By taking steps to manage stress, you may lower your risk of heart problems.

Keep the Big Picture in Mind

As annoying or heavy as the problems you’re dealing with right now might seem, stress comes and goes. It can shape-shift, taking different forms and cropping up in different situations tomorrow than what’s on your mind today.

But you have the power to decide how you handle it. There are simple things you can do that help. “Focusing on your physical, emotional, and psychological well-being helps keep it under control,” Shah says.

Start with these stress-busting building blocks.

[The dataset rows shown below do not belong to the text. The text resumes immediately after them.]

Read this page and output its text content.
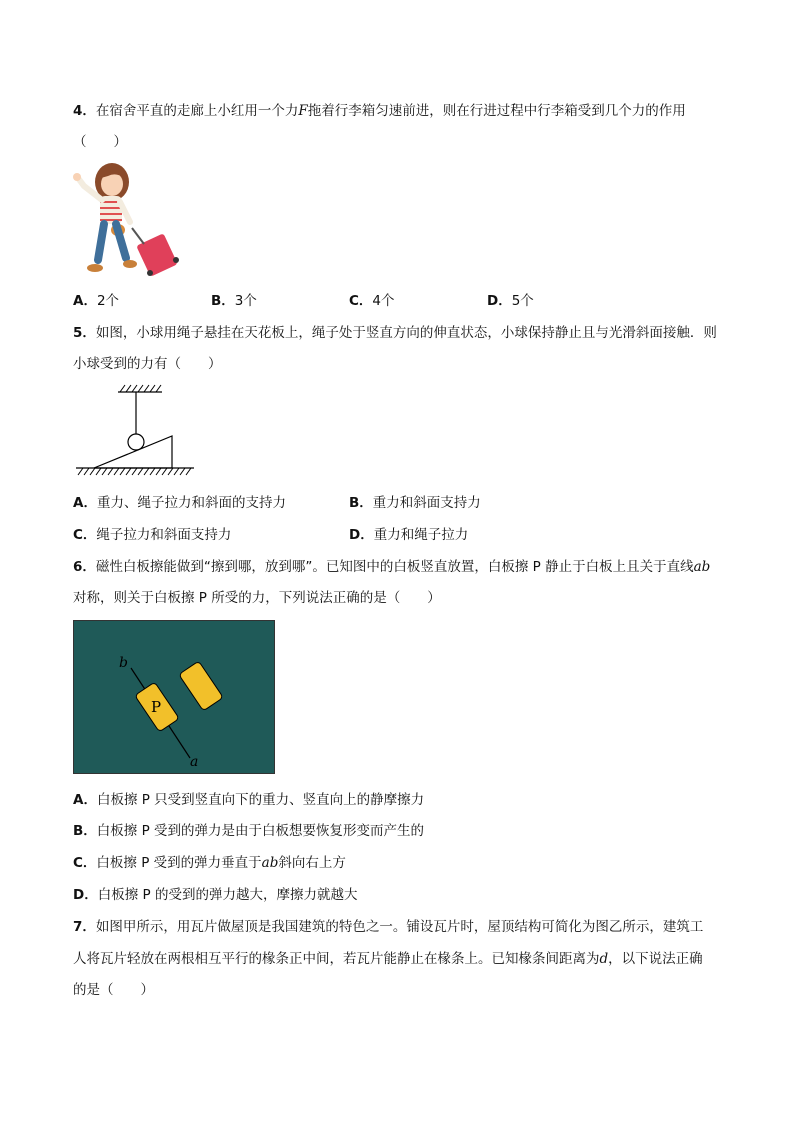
4．在宿舍平直的走廊上小红用一个力F拖着行李箱匀速前进，则在行进过程中行李箱受到几个力的作用
（　　）
A．2个	B．3个	C．4个	D．5个
5．如图，小球用绳子悬挂在天花板上，绳子处于竖直方向的伸直状态，小球保持静止且与光滑斜面接触．则
小球受到的力有（　　）
A．重力、绳子拉力和斜面的支持力	B．重力和斜面支持力
C．绳子拉力和斜面支持力	D．重力和绳子拉力
6．磁性白板擦能做到“擦到哪，放到哪”。已知图中的白板竖直放置，白板擦 P 静止于白板上且关于直线ab
对称，则关于白板擦 P 所受的力，下列说法正确的是（　　）
P
b
a
A．白板擦 P 只受到竖直向下的重力、竖直向上的静摩擦力
B．白板擦 P 受到的弹力是由于白板想要恢复形变而产生的
C．白板擦 P 受到的弹力垂直于ab斜向右上方
D．白板擦 P 的受到的弹力越大，摩擦力就越大
7．如图甲所示，用瓦片做屋顶是我国建筑的特色之一。铺设瓦片时，屋顶结构可简化为图乙所示，建筑工
人将瓦片轻放在两根相互平行的椽条正中间，若瓦片能静止在椽条上。已知椽条间距离为d，以下说法正确
的是（　　）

  • Eat a good-for-you diet. It will give you the nutrients you need to help stay well. You probably know the basics: more vegetables, fruits, whole grains, and lean protein, and less saturated fat and added sugar.
  • Exercise on most days. When you’re under pressure, it’s easy to blow this off. But even a little activity helps.
  • Make good sleep a priority. Most people need 7-8 hours.
  • Avoid alcohol and drugs.
  • Make your daily schedule more manageable. This will mean prioritizing what’s most important and letting go of trying to get everything done.
  • Take time every day for relaxation. Even a few minutes count. For instance, you could meditate, listen to music, get outside, or spend time with people who make you feel good.
  • Talk about your stress with someone you trust: a loved one, friend, or therapist.

Identify Your Triggers

Tune into what gives you stress so you can manage it better. Is it work? Relationships? Lack of time?

You may be able to avoid certain things. But some sources of stress are beyond your control. You’ll need strategies to deal with those. Try a class, read books on stress management, and keep in mind that a professional therapist may help.